Evaluating the Accuracy and Stability of Frontier LLMs on ENADE Computer Science Questions

Lucas de Moura Carvalho; Cleiton Moreira de Carvalho Junior; Nabor C. Mendonça

Lucas de Moura Carvalho UNIFOR
Cleiton Moreira de Carvalho Junior UFC
Nabor C. Mendonça UNIFOR

Resumo

Large Language Models (LLMs) are increasingly evaluated on complex reasoning tasks, yet most benchmarks rely on single-shot prompting and fail to account for output variability. This study investigates both the accuracy and response stability of four multimodal frontier LLMs—GPT-4o, o1, Gemini 2.0 Flash, and DeepSeek-R1—on the multiple-choice Computer Science section of Brazil’s 2021 ENADE exam.
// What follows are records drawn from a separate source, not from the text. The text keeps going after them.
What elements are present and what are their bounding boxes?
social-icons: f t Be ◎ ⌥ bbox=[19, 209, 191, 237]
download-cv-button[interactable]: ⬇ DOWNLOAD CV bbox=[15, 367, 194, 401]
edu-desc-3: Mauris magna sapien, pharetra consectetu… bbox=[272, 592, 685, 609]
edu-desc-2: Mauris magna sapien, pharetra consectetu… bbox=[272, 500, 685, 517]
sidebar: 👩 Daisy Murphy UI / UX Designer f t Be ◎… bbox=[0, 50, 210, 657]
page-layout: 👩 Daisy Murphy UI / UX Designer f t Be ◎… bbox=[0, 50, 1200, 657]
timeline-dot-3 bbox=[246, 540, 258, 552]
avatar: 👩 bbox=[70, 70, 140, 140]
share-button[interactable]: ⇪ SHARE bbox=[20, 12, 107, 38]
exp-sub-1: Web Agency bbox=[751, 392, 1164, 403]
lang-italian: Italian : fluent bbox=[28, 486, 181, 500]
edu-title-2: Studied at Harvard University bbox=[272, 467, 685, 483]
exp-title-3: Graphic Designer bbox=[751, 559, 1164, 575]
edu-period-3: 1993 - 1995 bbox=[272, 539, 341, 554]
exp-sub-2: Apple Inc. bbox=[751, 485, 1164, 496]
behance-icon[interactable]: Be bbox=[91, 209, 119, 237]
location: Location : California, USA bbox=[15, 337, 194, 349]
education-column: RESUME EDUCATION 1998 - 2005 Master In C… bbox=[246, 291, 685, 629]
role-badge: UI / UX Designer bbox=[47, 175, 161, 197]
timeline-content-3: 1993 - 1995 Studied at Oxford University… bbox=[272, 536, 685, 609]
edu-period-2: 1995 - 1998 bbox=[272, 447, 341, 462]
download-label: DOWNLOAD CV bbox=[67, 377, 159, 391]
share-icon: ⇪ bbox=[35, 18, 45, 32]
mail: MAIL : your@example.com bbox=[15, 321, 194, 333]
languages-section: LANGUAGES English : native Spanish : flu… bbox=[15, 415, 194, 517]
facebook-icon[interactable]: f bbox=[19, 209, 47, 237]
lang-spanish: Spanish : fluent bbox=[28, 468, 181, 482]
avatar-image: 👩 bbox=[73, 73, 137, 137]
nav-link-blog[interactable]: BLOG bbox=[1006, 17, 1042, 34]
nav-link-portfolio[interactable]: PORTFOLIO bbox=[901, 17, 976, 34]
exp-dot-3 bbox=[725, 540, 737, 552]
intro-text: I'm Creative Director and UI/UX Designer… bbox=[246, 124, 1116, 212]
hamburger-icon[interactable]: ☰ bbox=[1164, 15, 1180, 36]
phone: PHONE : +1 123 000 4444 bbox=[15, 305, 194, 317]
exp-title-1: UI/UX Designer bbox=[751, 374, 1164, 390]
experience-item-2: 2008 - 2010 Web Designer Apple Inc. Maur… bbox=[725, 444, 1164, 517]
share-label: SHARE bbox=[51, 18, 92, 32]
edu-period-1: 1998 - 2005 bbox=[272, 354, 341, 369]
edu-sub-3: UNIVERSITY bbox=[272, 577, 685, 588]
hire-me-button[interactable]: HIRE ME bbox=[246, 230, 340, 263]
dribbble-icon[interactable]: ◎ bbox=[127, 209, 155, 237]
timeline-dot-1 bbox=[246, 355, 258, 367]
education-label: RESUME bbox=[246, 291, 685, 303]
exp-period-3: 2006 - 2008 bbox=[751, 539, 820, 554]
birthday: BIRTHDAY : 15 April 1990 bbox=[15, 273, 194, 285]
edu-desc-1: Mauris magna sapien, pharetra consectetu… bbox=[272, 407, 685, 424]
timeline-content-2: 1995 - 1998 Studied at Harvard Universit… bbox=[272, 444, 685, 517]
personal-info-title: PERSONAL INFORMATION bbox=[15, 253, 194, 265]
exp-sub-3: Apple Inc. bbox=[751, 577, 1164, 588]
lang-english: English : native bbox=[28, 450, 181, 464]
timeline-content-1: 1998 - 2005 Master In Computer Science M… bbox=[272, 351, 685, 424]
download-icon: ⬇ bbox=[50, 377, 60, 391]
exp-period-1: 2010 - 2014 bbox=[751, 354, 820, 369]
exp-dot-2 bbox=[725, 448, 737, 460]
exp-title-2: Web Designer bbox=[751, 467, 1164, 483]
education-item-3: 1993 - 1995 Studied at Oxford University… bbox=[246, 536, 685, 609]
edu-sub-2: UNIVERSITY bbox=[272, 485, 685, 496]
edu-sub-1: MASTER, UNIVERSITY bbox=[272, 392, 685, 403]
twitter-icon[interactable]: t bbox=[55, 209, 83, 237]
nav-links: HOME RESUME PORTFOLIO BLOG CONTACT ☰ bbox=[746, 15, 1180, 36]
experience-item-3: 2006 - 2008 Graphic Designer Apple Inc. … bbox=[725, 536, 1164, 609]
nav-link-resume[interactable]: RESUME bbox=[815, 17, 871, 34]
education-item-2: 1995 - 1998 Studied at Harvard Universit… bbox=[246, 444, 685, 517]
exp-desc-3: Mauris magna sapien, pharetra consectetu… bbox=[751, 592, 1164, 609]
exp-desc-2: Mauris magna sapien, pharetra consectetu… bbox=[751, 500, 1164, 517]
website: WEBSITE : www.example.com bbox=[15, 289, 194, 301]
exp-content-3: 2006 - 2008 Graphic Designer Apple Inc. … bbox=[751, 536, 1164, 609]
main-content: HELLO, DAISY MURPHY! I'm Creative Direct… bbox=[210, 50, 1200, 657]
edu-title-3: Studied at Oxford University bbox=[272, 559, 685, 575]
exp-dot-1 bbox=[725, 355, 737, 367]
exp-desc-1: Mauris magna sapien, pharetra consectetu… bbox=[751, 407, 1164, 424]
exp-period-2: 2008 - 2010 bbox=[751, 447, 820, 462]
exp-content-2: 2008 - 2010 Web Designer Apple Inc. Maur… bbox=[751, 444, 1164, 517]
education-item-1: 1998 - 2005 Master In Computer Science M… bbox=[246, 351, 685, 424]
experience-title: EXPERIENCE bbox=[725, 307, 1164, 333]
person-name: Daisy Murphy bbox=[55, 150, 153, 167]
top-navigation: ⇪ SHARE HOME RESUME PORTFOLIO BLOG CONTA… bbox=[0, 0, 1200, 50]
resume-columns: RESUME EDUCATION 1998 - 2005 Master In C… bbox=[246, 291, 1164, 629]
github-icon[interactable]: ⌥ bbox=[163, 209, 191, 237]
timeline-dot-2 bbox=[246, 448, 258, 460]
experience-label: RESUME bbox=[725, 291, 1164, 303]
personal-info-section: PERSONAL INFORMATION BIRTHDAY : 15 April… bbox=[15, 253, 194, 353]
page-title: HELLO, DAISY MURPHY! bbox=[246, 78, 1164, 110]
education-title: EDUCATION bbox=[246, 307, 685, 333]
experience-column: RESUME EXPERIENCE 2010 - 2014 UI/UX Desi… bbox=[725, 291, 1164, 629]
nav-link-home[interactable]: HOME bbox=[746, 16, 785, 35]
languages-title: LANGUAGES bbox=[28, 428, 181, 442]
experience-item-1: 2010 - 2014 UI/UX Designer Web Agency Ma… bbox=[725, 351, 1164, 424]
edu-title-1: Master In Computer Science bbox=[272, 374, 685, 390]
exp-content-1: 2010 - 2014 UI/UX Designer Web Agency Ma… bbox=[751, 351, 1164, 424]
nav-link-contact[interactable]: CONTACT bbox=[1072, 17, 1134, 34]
Each model was prompted ten independent times per question, and their performance was evaluated using five complementary accuracy and stability metrics. Our results reveal substantial variation in both accuracy and stability across models and questions. Gemini 2.0 Flash achieved the highest accuracy, while also exhibiting strong response stability, followed by o1 and DeepSeek-R1. In contrast, GPT-4o showed lower accuracy and notably less stability. Interestingly, higher stability did not always correlate with higher accuracy, with some models being more stable than others, but less accurate. A per-question analysis shows that questions excluded from the ENADE score due to psychometric anomalies often correlate with high model disagreement or systematic errors, though some excluded questions were answered consistently by most models, providing insights into LLMs as complementary tools for exam validation. These findings reinforce the importance of multi-run evaluations and stability-focused metrics when benchmarking LLMs, especially in high-stakes educational contexts.